Avancées grâce à la Fondation ARC
Grâce aux travaux du Dr Nelson Dusetti et son équipe au Centre de Recherche en Cancérologie de Marseille, financés en partie dans le cadre de son Programme labellisé Fondation ARC, on pourra désormais prédire la sensibilité de chaque patient aux protocoles de chimiothérapies du cancer du pancréas !
L’équipe du Dr Dusetti a identifié une signature, « PancreasView », basée sur les caractéristiques moléculaires de la tumeur et développée à l’aide d’outils d’intelligence artificielle.

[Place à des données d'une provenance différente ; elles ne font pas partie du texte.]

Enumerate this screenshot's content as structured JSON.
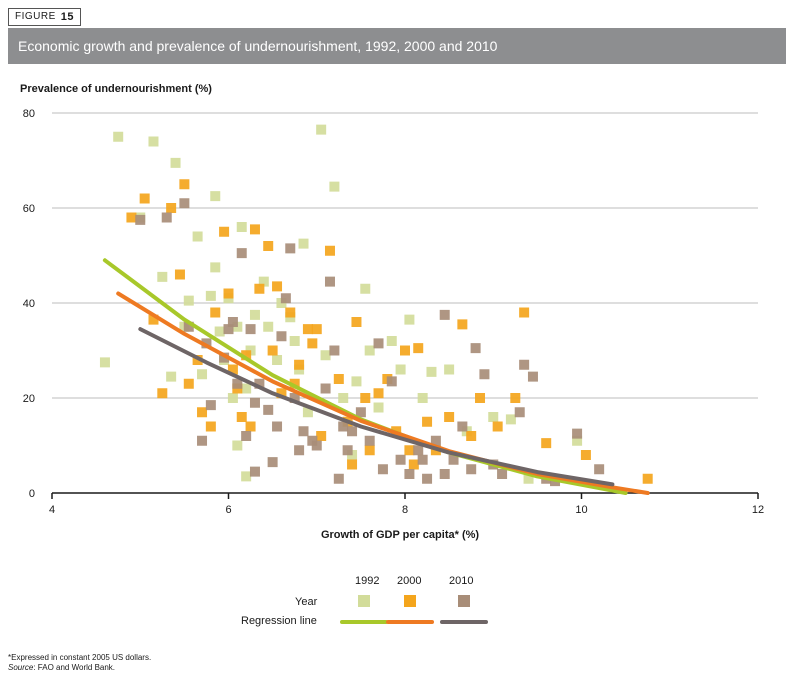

Afin d’évaluer la réponse aux chimiothérapies couramment utilisées pour traiter le cancer du pancréas, ils ont utilisé des modèles dérivés de patients, à savoir des cultures cellulaires et des modèles murins. En mettant en relation les résultats de chimiosensibilité avec les profils moléculaires de chaque modèle, ils ont pu identifier des marqueurs prédictifs de la réponse aux traitements. Pour transposer ces résultats aux tumeurs humaines, ils ont utilisé un outil d’intelligence artificielle qui a également pris en compte des éléments du microenvironnement tumoral humain. PancreasView, la signature ainsi obtenue, présente la meilleure performance actuelle dans la prédiction de la sensibilité aux principales chimiothérapies utilisées pour traiter tous les stades des cancers du pancréas, qu’ils soient opérables ou métastatiques. L’équipe du Dr Dusetti a validé cette signature sur plusieurs cohortes de patients traités avec du mFFX ou avec de la Gem. Et les résultats sont bien là : les patients traités avec la chimiothérapie correspondant à leur signature moléculaire présentent une survie globale significativement plus élevée ! PancreasView permet donc d’identifier les patients les plus susceptibles de répondre au bon traitement avec le moins de toxicité possible. La validation prospective, qui devrait permettre l’utilisation clinique de ces signatures, est en cours et sera soutenue par la Fondation ARC, notamment grâce à l’essai clinique NeoPredict (coordonné par l’Institut Paoli-Calmettes, Marseille).
Les pistes pour demain
« Cette approche [PancreasView] marque un tournant dans la gestion du cancer du pancréas, offrant à chaque patient une prise en charge plus personnalisée », explique Dr Dusetti. Pour que ces signatures moléculaires soient largement utilisables dans tous les centres de traitement, un développement industriel est nécessaire. Dans ce contexte, une entreprise a été créée pour faciliter cette transition et rendre cette signature accessible à l’ensemble des établissements de santé, tout en assurant qu’elle soit remboursée par le système de sécurité sociale. Ce processus permettra de garantir l’intégration des signatures dans la pratique clinique courante et leur accessibilité à tous les patients.